How can I normalize everyone into the same set of words? Namely
["once" "more" "unto" "the" "breach" "dear" "friends" "once" "more"]
Thanks!
Upvotes: 1
Views: 77
Reputation: 16039
A bit of a crazy idea, and I am only suggesting it because I was teaching the algorithm I am about to propose to my students this week.
Remove all whitespace from your sentences, e.g. de ar friends
becomes dearfriends
. There exists a quadratic time, linear space dynamic programming algorithm to split the no-whitespace string into the most likely sequence of words. That algorithms is discussed here and here--- the second solution is what I have in mind. The assumption here is you have a good model of what is a word and that it takes constant time to query that model.
Upvotes: 1
Reputation: 22496
Here are a few pointers. I think you will have to eventually end up writing a set of routines/functions to fix all the various types of irregularities that you encounter.
The good news is that you can incrementally add to your set of "fixes" and keep improving the parser.
I had to do something similar, and I found this post by Peter Norvig extremely useful. (Note that it is in Python.)
This function, in particular has the ideas that you need: splitting, deleting, transposing, and inserting the irregular words to 'correct' them.
def edits1(word):
splits = [(word[:i], word[i:]) for i in range(len(word) + 1)]
deletes = [a + b[1:] for a, b in splits if b]

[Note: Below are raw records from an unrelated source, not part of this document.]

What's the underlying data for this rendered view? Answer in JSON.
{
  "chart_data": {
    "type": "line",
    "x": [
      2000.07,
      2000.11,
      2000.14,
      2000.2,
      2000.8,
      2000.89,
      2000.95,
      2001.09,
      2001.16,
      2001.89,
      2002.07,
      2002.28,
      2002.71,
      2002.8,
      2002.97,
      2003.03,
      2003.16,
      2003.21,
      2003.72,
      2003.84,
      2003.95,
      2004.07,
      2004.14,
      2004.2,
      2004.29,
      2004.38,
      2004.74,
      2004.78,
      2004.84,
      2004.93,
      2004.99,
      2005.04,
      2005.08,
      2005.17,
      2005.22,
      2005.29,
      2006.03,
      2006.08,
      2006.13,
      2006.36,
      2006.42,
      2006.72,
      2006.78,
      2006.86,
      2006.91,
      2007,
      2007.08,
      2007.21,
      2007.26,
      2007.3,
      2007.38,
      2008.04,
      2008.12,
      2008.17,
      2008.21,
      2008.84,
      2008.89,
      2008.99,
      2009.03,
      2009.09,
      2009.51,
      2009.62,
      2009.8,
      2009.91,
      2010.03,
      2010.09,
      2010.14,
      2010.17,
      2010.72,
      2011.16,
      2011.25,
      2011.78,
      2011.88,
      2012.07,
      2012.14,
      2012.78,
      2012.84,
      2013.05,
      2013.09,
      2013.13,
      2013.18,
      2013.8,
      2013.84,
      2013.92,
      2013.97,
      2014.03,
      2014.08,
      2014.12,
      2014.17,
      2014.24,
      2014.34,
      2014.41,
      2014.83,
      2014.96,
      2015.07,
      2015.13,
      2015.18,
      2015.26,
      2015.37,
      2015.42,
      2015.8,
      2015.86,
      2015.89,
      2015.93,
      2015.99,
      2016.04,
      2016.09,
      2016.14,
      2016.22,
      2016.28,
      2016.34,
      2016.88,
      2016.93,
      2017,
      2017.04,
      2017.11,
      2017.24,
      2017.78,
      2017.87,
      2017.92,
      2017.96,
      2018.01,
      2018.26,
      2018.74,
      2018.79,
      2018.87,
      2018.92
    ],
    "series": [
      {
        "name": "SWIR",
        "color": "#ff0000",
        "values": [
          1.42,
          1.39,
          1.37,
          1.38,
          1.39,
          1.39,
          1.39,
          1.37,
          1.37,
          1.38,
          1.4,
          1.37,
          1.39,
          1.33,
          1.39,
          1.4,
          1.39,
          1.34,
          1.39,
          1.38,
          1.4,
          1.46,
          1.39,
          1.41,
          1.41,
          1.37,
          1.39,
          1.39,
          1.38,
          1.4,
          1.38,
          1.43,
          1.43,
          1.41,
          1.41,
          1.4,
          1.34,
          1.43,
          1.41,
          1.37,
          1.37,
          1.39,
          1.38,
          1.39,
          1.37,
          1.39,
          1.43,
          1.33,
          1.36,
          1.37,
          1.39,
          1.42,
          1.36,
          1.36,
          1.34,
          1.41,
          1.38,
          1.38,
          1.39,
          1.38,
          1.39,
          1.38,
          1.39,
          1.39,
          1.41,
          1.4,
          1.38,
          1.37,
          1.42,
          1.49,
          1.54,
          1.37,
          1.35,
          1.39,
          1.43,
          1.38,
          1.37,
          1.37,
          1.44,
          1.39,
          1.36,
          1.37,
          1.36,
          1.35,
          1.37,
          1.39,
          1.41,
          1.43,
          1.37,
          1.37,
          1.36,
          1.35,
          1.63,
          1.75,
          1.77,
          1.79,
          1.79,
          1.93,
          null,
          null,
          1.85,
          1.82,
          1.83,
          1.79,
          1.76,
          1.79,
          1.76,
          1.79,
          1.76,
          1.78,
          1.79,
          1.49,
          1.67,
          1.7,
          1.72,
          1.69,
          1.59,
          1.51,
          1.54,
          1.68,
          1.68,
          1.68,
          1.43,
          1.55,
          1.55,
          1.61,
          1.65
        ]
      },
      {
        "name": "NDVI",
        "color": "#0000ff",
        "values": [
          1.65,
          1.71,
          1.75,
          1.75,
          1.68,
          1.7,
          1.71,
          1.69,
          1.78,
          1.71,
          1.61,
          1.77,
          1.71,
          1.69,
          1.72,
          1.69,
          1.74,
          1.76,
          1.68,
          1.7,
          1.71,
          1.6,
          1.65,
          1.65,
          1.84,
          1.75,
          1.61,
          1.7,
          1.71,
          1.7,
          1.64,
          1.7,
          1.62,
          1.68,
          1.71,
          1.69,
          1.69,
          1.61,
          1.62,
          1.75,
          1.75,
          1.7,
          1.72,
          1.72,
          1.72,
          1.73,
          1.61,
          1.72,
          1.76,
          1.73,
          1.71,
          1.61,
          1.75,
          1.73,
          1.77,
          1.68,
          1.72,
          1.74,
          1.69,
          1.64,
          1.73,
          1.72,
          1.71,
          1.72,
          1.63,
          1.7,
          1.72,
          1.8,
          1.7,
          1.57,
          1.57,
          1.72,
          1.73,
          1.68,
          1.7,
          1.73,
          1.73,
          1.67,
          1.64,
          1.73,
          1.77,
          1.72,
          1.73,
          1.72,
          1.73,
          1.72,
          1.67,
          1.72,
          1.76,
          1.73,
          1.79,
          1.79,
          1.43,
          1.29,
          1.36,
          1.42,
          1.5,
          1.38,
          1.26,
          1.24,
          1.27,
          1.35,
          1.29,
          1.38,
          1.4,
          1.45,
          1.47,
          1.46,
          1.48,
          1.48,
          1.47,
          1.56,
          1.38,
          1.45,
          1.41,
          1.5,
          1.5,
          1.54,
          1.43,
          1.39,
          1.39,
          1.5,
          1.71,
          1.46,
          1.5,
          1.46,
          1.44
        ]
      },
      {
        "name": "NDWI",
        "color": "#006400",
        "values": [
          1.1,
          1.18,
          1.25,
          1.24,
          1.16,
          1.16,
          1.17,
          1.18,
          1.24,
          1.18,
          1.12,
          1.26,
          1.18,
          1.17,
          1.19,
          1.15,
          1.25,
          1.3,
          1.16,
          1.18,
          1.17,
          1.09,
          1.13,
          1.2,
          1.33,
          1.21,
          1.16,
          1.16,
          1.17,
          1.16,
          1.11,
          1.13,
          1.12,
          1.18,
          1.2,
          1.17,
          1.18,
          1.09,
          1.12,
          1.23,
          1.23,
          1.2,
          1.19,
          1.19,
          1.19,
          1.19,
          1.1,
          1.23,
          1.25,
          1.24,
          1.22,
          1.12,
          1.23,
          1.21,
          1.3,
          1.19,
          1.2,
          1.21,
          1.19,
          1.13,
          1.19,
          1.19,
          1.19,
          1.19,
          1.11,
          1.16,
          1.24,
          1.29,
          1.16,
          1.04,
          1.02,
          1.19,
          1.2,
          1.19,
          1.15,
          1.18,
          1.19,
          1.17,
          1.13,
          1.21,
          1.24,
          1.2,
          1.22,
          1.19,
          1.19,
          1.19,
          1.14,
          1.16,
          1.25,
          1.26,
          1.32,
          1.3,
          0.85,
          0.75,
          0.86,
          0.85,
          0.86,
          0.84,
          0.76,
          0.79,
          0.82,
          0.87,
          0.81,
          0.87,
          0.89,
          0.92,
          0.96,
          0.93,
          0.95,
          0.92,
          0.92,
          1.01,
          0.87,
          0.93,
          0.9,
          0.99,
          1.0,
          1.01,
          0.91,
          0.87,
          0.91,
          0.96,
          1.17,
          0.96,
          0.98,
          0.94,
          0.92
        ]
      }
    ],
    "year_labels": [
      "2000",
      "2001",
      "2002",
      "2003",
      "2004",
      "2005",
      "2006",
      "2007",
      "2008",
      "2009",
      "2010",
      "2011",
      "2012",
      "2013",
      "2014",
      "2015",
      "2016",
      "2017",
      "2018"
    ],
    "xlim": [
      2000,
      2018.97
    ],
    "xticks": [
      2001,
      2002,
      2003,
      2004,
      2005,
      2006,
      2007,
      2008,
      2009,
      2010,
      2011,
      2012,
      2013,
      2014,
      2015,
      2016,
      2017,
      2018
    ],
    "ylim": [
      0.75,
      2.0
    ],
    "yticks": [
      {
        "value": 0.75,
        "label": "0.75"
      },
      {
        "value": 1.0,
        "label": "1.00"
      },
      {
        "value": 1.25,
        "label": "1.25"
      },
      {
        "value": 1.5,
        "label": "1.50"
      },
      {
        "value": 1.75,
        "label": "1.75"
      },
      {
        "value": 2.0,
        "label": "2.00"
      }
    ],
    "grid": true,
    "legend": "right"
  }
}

transposes = [a + b[1] + b[0] + b[2:] for a, b in splits if len(b)>1]
replaces = [a + c + b[1:] for a, b in splits for c in alphabet if b]
inserts = [a + c + b for a, b in splits for c in alphabet]
return set(deletes + transposes + replaces + inserts)
The above is one snippet from Norvig's spelling corrector
Even if you cannot use the code as-is, the core idea is applicable to your case: You take a token ("word"), which is the irregular word in your case, try different tweaks to see if it belongs to a big dictionary of known and accepted words.
Hope that helps.
Upvotes: 3